In spite of the havoc and heartbreak both kinds of profiteering create for a city or a region’s residents (who must live somewhere), city councils tend to have an affection for either or both housing investment and speculation. These free market practices help drive the homebuilding industry, considered to be an important job source and economic foundation, to say nothing of an ever-increasing property tax resource for swelling the city’s coffers.
Resistant as many suffering cities may be to the woes of their citizens, there would seem to be one means of profiteering that is “beyond the pale” even for speculator-friendly administrations: buying homes and leaving them empty while waiting to sell them again. This reduces the housing stock available to the local market. In a hot market, the profits are such that inhabiting or renting out a home between buying and selling can be a complicated and largely unprofitable nuisance.

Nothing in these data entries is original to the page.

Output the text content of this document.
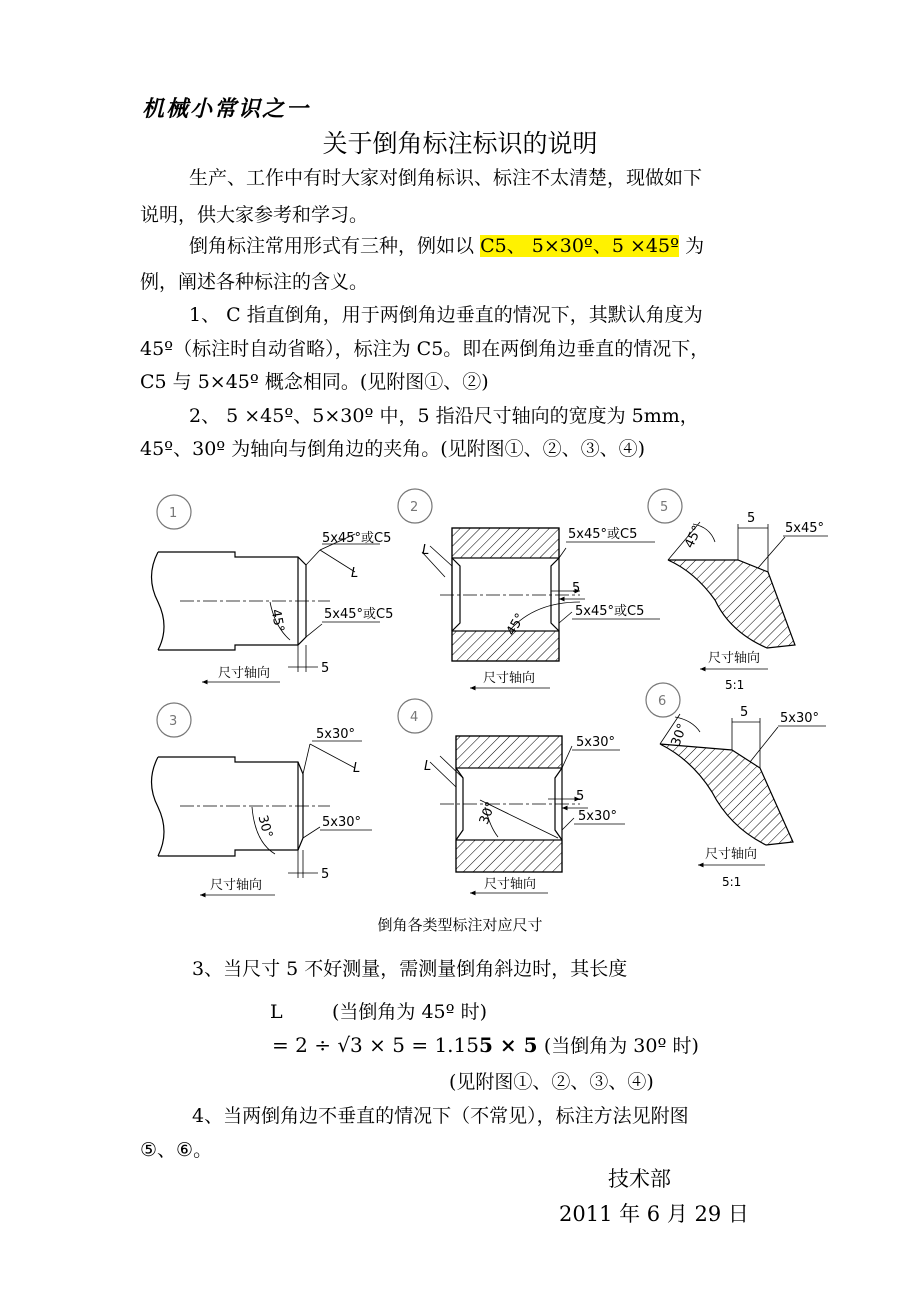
机械小常识之一
关于倒角标注标识的说明
生产、工作中有时大家对倒角标识、标注不太清楚，现做如下
说明，供大家参考和学习。
倒角标注常用形式有三种，例如以 C5、 5×30º、5 ×45º 为
例，阐述各种标注的含义。
1、 C 指直倒角，用于两倒角边垂直的情况下，其默认角度为
45º（标注时自动省略），标注为 C5。即在两倒角边垂直的情况下，
C5 与 5×45º 概念相同。(见附图①、②)
2、 5 ×45º、5×30º 中，5 指沿尺寸轴向的宽度为 5mm，
45º、30º 为轴向与倒角边的夹角。(见附图①、②、③、④)
1
5x45°或C5
L
5x45°或C5
45°
5
尺寸轴向
2
5x45°或C5
L
5
5x45°或C5
45°
尺寸轴向
5
45°
5
5x45°
尺寸轴向
5:1
3
5x30°
L
5x30°
30°
5
尺寸轴向
4
5x30°
L
5
5x30°
30°
尺寸轴向
6
30°
5 5x30°
尺寸轴向
5:1
倒角各类型标注对应尺寸
3、当尺寸 5 不好测量，需测量倒角斜边时，其长度
L	(当倒角为 45º 时)
= 2 ÷ √3 × 5 = 1.155 × 5 (当倒角为 30º 时)
(见附图①、②、③、④)
4、当两倒角边不垂直的情况下（不常见），标注方法见附图
⑤、⑥。
技术部
2011 年 6 月 29 日
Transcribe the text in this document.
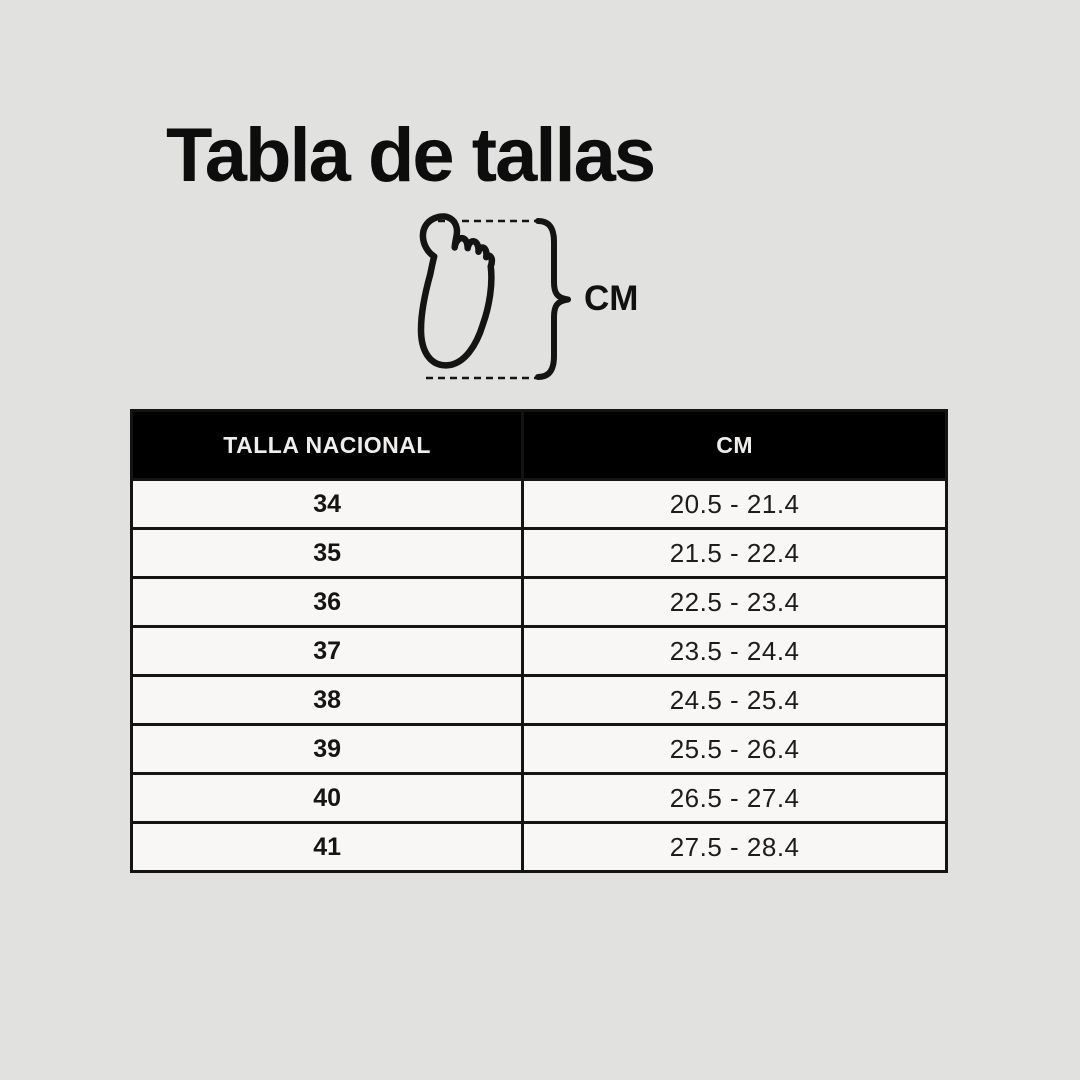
Tabla de tallas
CM
TALLA NACIONAL	CM
34	20.5 - 21.4
35	21.5 - 22.4
36	22.5 - 23.4
37	23.5 - 24.4
38	24.5 - 25.4
39	25.5 - 26.4
40	26.5 - 27.4
41	27.5 - 28.4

That, as far as the notoriously expensive City of Vancouver is concerned, is a profit-making step (or lack of one) too far. The result has been the creation — a British Columbia provincial creation ultimately — of an “empty homes” tax. By and large it is proving successful, if this year’s decision to increase the tax is any indication. Read more in the Daily Hive: Vancouver Empty Homes Tax to increase to 3% for 2021
How can “empty homes” taxes impact housing affordability? At some point, if the Vancouver tax continues to grow, it might dampen enthusiasm for home-flipping and drive investors away, cooling the market. As to supporting the rental market, current “empty house” tax rates may push some units onto the rental market, but speculators may continue to find enough in their pockets to pay the tax rather than endure the nuisance of renting out homes mid-flip.
British Columbia, however, has ensured that there will be a direct impact on truly affordable housing construction by funnelling the proceeds of the empty homes tax in that direction. Read more at CTV: Vancouver’s empty homes tax revenue being used for more than 250 affordable homes
Some evidence of the success of Vancouver’s program may be assumed from the fact that Toronto is eyeing the benefits of adopting a similar program. Read more at the CBC: New city report recommends vacant home tax in Toronto
Alas, one of North America’s largest city regions, Toronto, is not in control of its taxation powers. And it cannot go hat-in-hand to a left-leaning New Democratic provincial government, as Vancouver currently can in British Columbia. Ontario’s provincial government, which can make or break Toronto’s tax ambitions, has a business-loving, hands-off, neoliberal Progressive Conservative government, which may well oppose any brake upon freewheeling investment or speculation.